Suppose I have the following dataset:
> df <- data.frame(y = c(1, 0, 0, 1), x1 = c(3.5, NA, NA, 4.5),
x2 = c(0, 1, 1, 0))
> df
y x1 x2
1 1 3.5 0
2 0 NA 1
3 0 NA 1
4 1 4.5 0
y
is my dependent variable, x1
is some continuous predictor, and x2
is a binary indicator with values of 1 when x1
is null else 0. I've read that, in lieu of imputing something like the median for a continuous feature, it would be better to use an indicator variable to say that feature is null for a particular case.
However, I'm struggling with the implementation in code of this model.

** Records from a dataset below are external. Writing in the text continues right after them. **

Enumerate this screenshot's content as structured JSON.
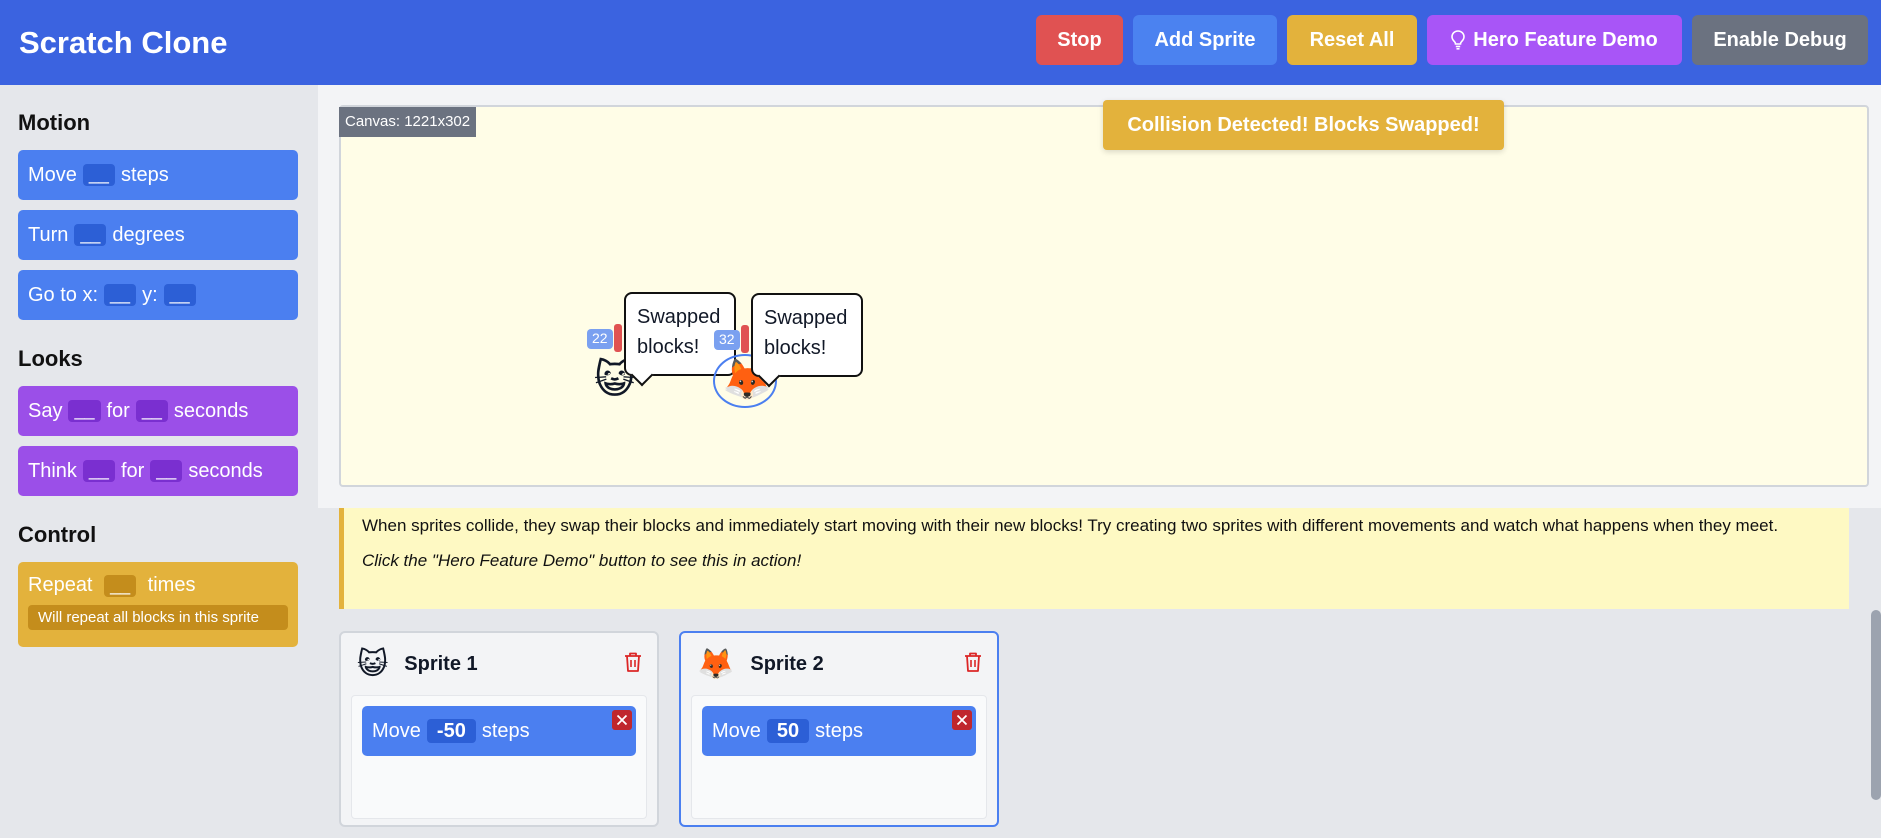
{
  "header": {
    "title": "Scratch Clone",
    "buttons": {
      "stop": "Stop",
      "add_sprite": "Add Sprite",
      "reset_all": "Reset All",
      "hero_demo": "Hero Feature Demo",
      "enable_debug": "Enable Debug"
    }
  },
  "sidebar": {
    "motion": {
      "title": "Motion",
      "move": {
        "pre": "Move",
        "slot": "__",
        "post": "steps"
      },
      "turn": {
        "pre": "Turn",
        "slot": "__",
        "post": "degrees"
      },
      "goto": {
        "pre": "Go to x:",
        "slot1": "__",
        "mid": "y:",
        "slot2": "__"
      }
    },
    "looks": {
      "title": "Looks",
      "say": {
        "pre": "Say",
        "slot1": "__",
        "mid": "for",
        "slot2": "__",
        "post": "seconds"
      },
      "think": {
        "pre": "Think",
        "slot1": "__",
        "mid": "for",
        "slot2": "__",
        "post": "seconds"
      }
    },
    "control": {
      "title": "Control",
      "repeat": {
        "pre": "Repeat",
        "slot": "__",
        "post": "times",
        "note": "Will repeat all blocks in this sprite"
      }
    }
  },
  "stage": {
    "canvas_label": "Canvas: 1221x302",
    "collision_banner": "Collision Detected! Blocks Swapped!",
    "sprite1": {
      "id_label": "22",
      "bubble": "Swapped blocks!",
      "emoji": "😺"
    },
    "sprite2": {
      "id_label": "32",
      "bubble": "Swapped blocks!",
      "emoji": "🦊"
    }
  },
  "info": {
    "text": "When sprites collide, they swap their blocks and immediately start moving with their new blocks! Try creating two sprites with different movements and watch what happens when they meet.",
    "hint": "Click the \"Hero Feature Demo\" button to see this in action!"
  },
  "sprites": [
    {
      "name": "Sprite 1",
      "emoji": "😺",
      "block": {
        "pre": "Move",
        "value": "-50",
        "post": "steps"
      }
    },
    {
      "name": "Sprite 2",
      "emoji": "🦊",
      "block": {
        "pre": "Move",
        "value": "50",
        "post": "steps"
      }
    }
  ],
  "colors": {
    "header": "#3b63e0",
    "motion": "#4b7ff0",
    "looks": "#9b4fe8",
    "control": "#e3b23c",
    "stop": "#e05252",
    "debug": "#6b7280"
  }
}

R's default behavior (as is the same for Python's statsmodels.formula.api
) is to drop records where any predictor is null. See below. This effectively defeats the purpose of having the indicator variable x2
, since the records for which the indicator would appear are dropped:
> summary(lm(y ~ ., data=df))
Call:
lm(formula = y ~ ., data = df)
Residuals:
ALL 2 residuals are 0: no residual degrees of freedom!
Coefficients: (1 not defined because of singularities)
Estimate Std. Error t value Pr(>|t|)
(Intercept) 1.00e+00 NA NA NA
x1 3.14e-16 NA NA NA
x2 NA NA NA NA
Residual standard error: NaN on 0 degrees of freedom
(2 observations deleted due to missingness)
Multiple R-squared: NaN, Adjusted R-squared: NaN
F-statistic: NaN on 1 and 0 DF, p-value: NA
> summary(lm(y ~ x1 * x2, data=df))
Call:
lm(formula = y ~ x1 * x2, data = df)
Residuals:
ALL 2 residuals are 0: no residual degrees of freedom!
Coefficients: (2 not defined because of singularities)
Estimate Std. Error t value Pr(>|t|)
(Intercept) 1.00e+00 NA NA NA
x1 3.14e-16 NA NA NA
x2 NA NA NA NA
x1:x2 NA NA NA NA
Residual standard error: NaN on 0 degrees of freedom
(2 observations deleted due to missingness)
Multiple R-squared: NaN, Adjusted R-squared: NaN
F-statistic: NaN on 1 and 0 DF, p-value: NA
Is there some syntactic sugar I'm missing here? How can I best encode my model?